The script needs to run a few processing steps before it can actually plot The Plot. This is done mostly via the thePlotSpmPreproc.m script, which uses SPM batch scripting to run a number of preprocessing steps. These include:

  1. Realigning all functional images in the time-series to the first one (this is only to get the head movement parameters in order to calculate framewise displacement; The Plot is typically a plot of unprocessed time-series data)
  2. Coregistering the anatomical image to first functional image (in preparation for the next step)
  3. Segmenting the coregistered anatomical image into standard tissue types (grey matter, white matter and CSF)
  4. Smoothing the unprocessed and realigned functional data (this essentially allows 4 versions of the data to be plotted, raw (un)smoothed and realigned (un)smoothed)
  5. Preparing data for The Plot:
    • Removing the mean from and detrending the movement parameters
    • Calculating framewise displacement
    • Creating brain mask from segmentations
    • Calculating percentage signal change (from the mean) for the masked fMRI time series

Plotting The Plot

To get everything into a nice figure, we vertically concatenate sections of the scaled fMRI time-series data based on the bins: grey matter on top, then white matter in the middle, then CSF. Because I use SPM12’s segmentation function, I only get segmentations for a number of tissue types, and no further segmentations for deeper structures within these tissue types. This is one of the main ways in which my script differs from Jonathan Power’s version, as the original version uses Freesurfer for segmentation which allows improved parcellation options.
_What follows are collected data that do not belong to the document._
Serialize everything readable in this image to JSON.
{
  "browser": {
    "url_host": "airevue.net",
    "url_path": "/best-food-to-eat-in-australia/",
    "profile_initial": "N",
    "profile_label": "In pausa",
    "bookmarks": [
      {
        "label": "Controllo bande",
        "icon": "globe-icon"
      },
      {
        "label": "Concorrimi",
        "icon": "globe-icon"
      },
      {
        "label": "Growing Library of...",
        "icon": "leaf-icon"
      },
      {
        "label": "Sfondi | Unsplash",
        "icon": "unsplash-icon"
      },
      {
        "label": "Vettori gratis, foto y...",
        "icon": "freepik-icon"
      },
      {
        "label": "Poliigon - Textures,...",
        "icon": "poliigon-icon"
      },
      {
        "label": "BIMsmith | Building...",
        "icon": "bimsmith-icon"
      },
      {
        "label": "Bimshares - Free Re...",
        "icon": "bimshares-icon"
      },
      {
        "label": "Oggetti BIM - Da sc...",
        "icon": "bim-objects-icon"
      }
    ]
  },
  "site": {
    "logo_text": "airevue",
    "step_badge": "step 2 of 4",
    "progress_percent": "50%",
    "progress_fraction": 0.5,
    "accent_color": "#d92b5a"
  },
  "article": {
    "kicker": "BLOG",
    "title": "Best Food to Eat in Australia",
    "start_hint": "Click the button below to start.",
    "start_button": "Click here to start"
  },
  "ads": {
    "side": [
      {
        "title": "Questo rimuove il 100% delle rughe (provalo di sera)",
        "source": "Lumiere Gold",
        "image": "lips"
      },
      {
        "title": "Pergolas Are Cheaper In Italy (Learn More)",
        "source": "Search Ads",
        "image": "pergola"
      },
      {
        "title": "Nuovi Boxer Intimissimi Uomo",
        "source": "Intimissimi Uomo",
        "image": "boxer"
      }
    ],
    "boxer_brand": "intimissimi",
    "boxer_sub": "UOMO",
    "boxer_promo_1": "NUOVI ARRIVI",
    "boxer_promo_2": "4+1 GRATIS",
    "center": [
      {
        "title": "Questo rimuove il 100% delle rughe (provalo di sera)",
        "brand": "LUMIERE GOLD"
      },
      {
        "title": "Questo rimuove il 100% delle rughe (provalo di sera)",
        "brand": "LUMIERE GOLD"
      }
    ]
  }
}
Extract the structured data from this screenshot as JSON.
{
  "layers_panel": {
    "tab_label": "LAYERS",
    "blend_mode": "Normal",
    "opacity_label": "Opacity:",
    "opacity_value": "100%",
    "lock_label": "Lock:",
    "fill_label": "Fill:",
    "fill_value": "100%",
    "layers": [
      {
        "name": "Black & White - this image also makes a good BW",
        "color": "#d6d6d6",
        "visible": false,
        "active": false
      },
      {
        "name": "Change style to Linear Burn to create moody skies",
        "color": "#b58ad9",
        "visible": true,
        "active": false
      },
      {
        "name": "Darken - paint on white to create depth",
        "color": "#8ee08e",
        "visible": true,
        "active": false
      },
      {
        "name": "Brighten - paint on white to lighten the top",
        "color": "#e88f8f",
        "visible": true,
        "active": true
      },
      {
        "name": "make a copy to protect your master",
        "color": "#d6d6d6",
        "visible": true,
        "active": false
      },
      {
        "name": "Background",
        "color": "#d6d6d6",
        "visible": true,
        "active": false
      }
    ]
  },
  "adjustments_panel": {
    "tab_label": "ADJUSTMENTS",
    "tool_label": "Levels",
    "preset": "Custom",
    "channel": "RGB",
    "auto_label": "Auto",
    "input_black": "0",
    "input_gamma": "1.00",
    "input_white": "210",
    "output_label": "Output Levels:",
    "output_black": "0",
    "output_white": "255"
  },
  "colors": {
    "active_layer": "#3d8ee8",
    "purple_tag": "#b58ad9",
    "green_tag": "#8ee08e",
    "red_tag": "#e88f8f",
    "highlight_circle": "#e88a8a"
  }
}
Finally, we plot the resulting intensity values over time, we plot separator lines to separate the tissue types, and we plot the framewise displacement over time. The result is as you see in the figure, with the (future) options of adding additional traces like subject physiology or DVARS.

Please note that my script and resulting plot is in no way more robust, accurate or visually pleasing than the original. It uses different toolsets and makes a number of different assumptions for various steps in the processing pipeline. It may very well be less suited to highlight fluctuations related to breathing rate changes, for example. I plan on testing it more in future, which will hopefully lead to improvements. Please let me know if you have suggestions. Overall, though, it is still a pretty useful tool for a quick quality assessment.